A survey by consortium member MIT showed that 43 percent of visitors to its site were self-learners, 42 percent were students, 9 percent were educators and 6 percent were others, a likely breakdown of Notre Dame traffic, Schulz says.

An undergraduate philosophy major at California State University in Los Angeles wrote to thank Schulz for the enrichment to his program. “With your website I was able to regain my passion of education,” he said. “The resources, the academic code of honor, the freshman bridge writing class, they are all really great sources to promote a lifelong habit of learning.”

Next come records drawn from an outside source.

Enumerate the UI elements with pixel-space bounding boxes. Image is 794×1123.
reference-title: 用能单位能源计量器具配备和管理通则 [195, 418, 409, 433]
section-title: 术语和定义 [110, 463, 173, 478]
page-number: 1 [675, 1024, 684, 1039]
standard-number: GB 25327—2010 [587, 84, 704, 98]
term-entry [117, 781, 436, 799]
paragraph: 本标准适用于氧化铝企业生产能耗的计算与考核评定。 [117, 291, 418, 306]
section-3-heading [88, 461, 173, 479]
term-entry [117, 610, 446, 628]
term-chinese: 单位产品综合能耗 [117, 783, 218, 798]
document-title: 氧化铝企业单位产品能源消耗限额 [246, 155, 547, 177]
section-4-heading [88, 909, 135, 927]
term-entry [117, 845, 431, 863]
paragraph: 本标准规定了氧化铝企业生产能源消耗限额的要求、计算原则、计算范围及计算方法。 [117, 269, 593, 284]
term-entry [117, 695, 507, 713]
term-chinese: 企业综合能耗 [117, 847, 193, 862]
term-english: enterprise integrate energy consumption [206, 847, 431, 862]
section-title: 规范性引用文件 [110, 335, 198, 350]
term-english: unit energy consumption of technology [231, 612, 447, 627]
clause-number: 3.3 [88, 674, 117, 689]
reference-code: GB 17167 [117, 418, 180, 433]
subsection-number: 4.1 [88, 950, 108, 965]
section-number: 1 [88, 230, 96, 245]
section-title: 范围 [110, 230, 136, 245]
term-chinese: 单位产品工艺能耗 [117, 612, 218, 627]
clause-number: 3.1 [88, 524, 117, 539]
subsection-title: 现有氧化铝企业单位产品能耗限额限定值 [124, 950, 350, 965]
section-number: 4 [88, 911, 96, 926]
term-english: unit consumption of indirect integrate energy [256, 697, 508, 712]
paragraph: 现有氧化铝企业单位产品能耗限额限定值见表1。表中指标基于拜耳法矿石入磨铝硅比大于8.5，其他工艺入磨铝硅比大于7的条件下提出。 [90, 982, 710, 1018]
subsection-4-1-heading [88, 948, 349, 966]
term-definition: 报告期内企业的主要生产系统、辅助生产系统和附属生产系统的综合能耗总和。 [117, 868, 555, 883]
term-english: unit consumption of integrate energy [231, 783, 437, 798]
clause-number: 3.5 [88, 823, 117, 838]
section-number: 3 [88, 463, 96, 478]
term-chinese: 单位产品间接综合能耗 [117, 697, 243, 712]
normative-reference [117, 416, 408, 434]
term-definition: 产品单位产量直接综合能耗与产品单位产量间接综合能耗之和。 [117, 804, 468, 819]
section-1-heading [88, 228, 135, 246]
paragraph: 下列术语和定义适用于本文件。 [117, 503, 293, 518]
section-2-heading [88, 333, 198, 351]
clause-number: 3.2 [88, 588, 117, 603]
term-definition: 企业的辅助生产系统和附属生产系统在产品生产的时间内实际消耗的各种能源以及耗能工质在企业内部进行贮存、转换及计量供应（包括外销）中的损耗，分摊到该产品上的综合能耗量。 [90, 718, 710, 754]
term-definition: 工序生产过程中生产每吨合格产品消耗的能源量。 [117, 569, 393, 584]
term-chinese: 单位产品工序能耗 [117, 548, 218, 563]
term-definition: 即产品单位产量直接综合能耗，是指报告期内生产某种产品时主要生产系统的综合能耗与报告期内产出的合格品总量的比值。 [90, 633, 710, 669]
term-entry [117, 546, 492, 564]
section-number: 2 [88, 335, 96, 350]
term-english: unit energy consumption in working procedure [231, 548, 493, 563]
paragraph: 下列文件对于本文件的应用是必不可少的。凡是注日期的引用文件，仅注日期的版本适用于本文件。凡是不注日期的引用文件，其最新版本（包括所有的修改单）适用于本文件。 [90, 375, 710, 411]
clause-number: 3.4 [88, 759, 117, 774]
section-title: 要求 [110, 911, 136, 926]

A course by David O’Connor, “Ancient Wisdom and Modern Love,” has become so popular in China in the past year that a publisher recruited O’Connor to write a companion book on the subject that will be translated into Chinese by the end of this year.

A course by Karen Richman, “Creole Language and Culture,” received a spike in traffic after the Haiti earthquake, and Richman offered to assist visitors who were studying to help with relief efforts. Her course won an OCW Consortium Outstanding Course ACE Award in the Text and Illustrations category last year. A course from Chris Clark, “Applied Multimedia Technology,” won an ACE award in the same category in 2011.

“Notre Dame’s OpenCourseWare is an excellent example of the University living its mission by freely providing a resource to help improve the world,” said Kevin Barry, director of Notre Dame’s Kaneb Center for Teaching and Learning. “We are excited to have this work recognized as an exemplar in the open educational resource community.”